Öz Akcura AFAD’ın 2017 yılında hazırladığı bir rapor İl Afet Risk Planı’na atıfla, Kütahya’da her an 7.1 büyüklüğünde deprem beklendiğini aktardı. Bölgenin kırıklı fay hatlarından oluştuğunu ve 5 büyüklüğündeki depremlerle sürekli sallandığını sözlerine ekleyen Öz Akcura, şöyle konuştu: “Kütahya topraklarının önemli özelliği eğilim ve erozyona müsait olması. 400 küsür hektarlık alanı ormandan temizlersen, dere yatakları dahil olmak üzere bölgede heyelan riski artar. Maden eğilim bir alanda yapılacak. Depremler yüzünden beşik gibi sallanan bölgede pasa yığınlarını nasıl kontrol edeceksin. İl Afet Risk Planı’nda yazıyor bunlar. Toprakta zaten arsenik var, antimon var. Bu topraklarda asit kaya drenajı var. ÇED dosyasında, ‘yok’ diyorlar. Neye göre? Burası volkanik bir bölge. İki ayrı yerde maden çukuru açacaklar. Maden çukurlarının batı ocağında göllenme olacağını söylüyorlar. ÇED dosyasında bunu incelemediler. Bu ÇED dosyası 400 küsür hektarlık alan için yapıldı. Şirketin ruhsatı 1000 hektardan fazla. Daha sonraki yıllar genişleme yapacaklar. Kümülatif etkiyi hesaplamıyorlar.”

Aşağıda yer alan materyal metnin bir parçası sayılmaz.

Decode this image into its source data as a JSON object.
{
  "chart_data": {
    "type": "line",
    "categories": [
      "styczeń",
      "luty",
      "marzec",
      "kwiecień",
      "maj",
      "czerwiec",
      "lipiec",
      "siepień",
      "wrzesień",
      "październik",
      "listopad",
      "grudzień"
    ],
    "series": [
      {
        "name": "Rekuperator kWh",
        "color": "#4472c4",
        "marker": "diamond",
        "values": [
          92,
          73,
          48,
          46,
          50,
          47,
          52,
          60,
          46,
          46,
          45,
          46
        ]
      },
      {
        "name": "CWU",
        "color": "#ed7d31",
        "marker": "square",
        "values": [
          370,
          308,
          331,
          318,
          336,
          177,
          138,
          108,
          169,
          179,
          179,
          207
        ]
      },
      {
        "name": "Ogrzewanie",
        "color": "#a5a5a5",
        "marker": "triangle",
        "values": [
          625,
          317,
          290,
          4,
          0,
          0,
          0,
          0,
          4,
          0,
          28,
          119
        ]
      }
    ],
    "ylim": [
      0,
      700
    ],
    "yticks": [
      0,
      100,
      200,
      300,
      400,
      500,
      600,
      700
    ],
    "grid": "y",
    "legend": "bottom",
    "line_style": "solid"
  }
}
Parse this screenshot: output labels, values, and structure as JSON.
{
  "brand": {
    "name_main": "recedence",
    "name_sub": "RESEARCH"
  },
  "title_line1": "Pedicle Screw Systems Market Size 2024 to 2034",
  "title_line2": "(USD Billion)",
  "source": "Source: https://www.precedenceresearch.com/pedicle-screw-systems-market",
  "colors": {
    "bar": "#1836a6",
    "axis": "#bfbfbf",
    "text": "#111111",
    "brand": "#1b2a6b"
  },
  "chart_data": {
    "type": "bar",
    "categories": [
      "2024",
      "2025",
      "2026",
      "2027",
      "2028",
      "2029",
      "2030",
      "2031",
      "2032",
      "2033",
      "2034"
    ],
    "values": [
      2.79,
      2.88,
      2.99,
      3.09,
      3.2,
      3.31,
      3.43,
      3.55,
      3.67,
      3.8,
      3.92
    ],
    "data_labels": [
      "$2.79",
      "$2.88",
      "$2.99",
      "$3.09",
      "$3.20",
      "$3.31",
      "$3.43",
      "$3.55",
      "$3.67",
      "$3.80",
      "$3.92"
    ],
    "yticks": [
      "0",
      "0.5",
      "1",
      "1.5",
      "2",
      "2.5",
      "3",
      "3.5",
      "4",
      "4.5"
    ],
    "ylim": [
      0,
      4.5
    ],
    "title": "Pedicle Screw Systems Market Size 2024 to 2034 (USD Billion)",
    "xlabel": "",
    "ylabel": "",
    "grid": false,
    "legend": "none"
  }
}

‘KAMUNUN YAPTIRIM GÜCÜ KARŞISINDA GÜÇSÜZ OLAN ÖZEL KİŞİLERİN HAKKI İHLAL EDİLDİ’

Şirketin faaliyet gösterilmesi için bakanlık tarafından ÇED olumlu kararı alma sürecine girildi. Bakanlıkça uygunluk verilen proje için ÇED raporu hazırlandı. Bu rapor doğrultusunda davalı bakanlıktan ÇED olumlu kararı alınması beklenirken aksi yönde ÇED olumsuz kararı verildi. Şirket avukatları gelişme üzerine şirkete yürütmeyi durdurma istemiyle dava açtı. Dava açma gerekçelerinde ise şu ifadelere yer verildi: “Davalı idarenin keyfi olarak dayanaksız biçimde söz konusu işlemi gerçekleştirdiği, dayanak olarak sunduğu yazıların kurumlardan alınan yazı ve görüşler ile çeliştiği yine bahse konu mahkeme kararındaki gerekçeleri bertaraf eden ÇED raporunu çürütemediği, kamunun yaptırım gücü karşısında güçsüz olan özel kişilerin yönetmelikler ile güvence altına alınmış haklarını ihlal ettiği, ağırlaştırdığı mutlaktır.”

‘ALTIN ÇIKARMAK KAMU YARARIDIR’

Şirket, bakanlığa açtığı davada kamu yararının altın çıkarılmasıyla mümkün olacağını da şöyle savundu: “Ayrıca dilekçenin ilerleyen kısımlarında etraflıca bahsedileceği üzere müvekkil şirketin bölgedeki önemi ile bölgeye katkısı düşünüldüğü vakit davalı idarenin kamu yararına aykırı hareket ettiği görülecektir. Müvekkil şirketin bölgedeki altın rezervlerini arama, çıkarma çalışması yapacağı nazara alındığında ÇED olumlu kararı talebinin bölge ve ülke geneli için büyük fayda sağlayacağı açıktır. Konuyu turizmin, hayvancılık ve tarım faaliyetlerinin korunması ile maden cevheri kazanımının karşılaştırması noktasına indirgemek bu halde son derece yanlış ve objektiflikten uzak bir tutum olacaktır. Kamu yararı kavramı genel ve kapsayıcı bir kavram olup toplum yararı ile de uyumludur.”

Ne olmuştu?

2013 yılında şirketin altın madeni çıkarma projesine karşı 25 hektarlık alan için ÇED gerekli değildir kararı verilmişti. Anadolu Export şirketi 2016’da bakanlığa başvurmuş, proje konusu faaliyete ilişkin 2019 yılında ÇED olumlu kararı almıştı. Ancak ÇED olumlu kararı davalı kurum aleyhine Kütahya İdare Mahkemesi tarafından iptal edilerek kesinleştirilmişti. İptal kararında harita, biyoloji, kimya, çevre, hidrojeoloji, jeoloji, maden, orman ve ziraat mühendisliklerinden oluşan bilirkişi heyeti uygunsuzluk raporu vermişti. Şirket, zenginleştirme tesisine ilişkin gerekçelere istinaden cevher zenginleştirme tesisinden vazgeçmişti.